Tuesday, June 13, 2017

Ave, Gord!

Gord Sellar writes a touching post about receiving, from his sister, a book about his father's life and adventures in the wild.

There are a few stories in this book that I remember hearing many times, often with different emphases or embellishments—chance encounters with leopards that he somehow survived; a midnight visit (complete with drugged smoke) from a secret society member, which he combatted by having a local witch doctor ostentatiously inscribe a magic circle around his house to scare the society members from repeating the visit; and the horror story of my parents’ first date, with some details swapped: in the version I knew, my Mum was left in a stuck jeep with a rifle, but in the version in the book, it’s in a tent in the bush with the radio on, while my dad went to get help from the local villagers.

Yes, folks, on my parents’ first date, my dad had to walk through the jungle to a village to get help, while my mum was left provisioned against lion attack.
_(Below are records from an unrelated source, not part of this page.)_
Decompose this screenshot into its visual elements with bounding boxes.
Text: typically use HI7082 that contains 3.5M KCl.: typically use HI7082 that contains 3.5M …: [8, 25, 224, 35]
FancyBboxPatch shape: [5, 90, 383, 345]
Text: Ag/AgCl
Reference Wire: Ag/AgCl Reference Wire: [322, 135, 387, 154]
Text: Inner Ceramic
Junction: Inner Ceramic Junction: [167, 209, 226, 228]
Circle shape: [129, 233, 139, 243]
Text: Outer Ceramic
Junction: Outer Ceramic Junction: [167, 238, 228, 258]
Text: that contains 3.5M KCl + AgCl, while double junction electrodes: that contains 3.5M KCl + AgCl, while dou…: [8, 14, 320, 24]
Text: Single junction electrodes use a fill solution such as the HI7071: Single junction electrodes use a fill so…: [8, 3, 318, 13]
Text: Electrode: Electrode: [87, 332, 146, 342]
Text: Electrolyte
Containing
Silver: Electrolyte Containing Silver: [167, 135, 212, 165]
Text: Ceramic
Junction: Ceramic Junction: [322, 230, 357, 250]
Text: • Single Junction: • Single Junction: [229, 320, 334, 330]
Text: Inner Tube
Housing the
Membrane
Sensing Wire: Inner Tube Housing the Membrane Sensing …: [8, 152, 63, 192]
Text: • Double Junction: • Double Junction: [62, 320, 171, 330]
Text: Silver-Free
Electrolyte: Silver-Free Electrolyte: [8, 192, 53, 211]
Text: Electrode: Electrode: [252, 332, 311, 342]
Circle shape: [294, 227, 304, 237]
It’s a wonder my sisters [and I] were ever born, a fact that’s driven home by other anecdotes in the book: fishing trips gone wrong that skirted dangerously close to crocodile attacks, brushes with all sorts of horrible tropical diseases, and run-ins with a government that was insane in the typical way of post-colonial sub-Saharan African dictatorships.

[...]

...I don’t read the book sorrowfully. I’ve missed [my father] for a long time, and missing him has become part of life, a wound one learns to live with. This book doesn’t fill the wound, but it does salve it; it feels like receiving back a small part of him that I’d thought lost to the howling winds and the rain that falls into the ocean.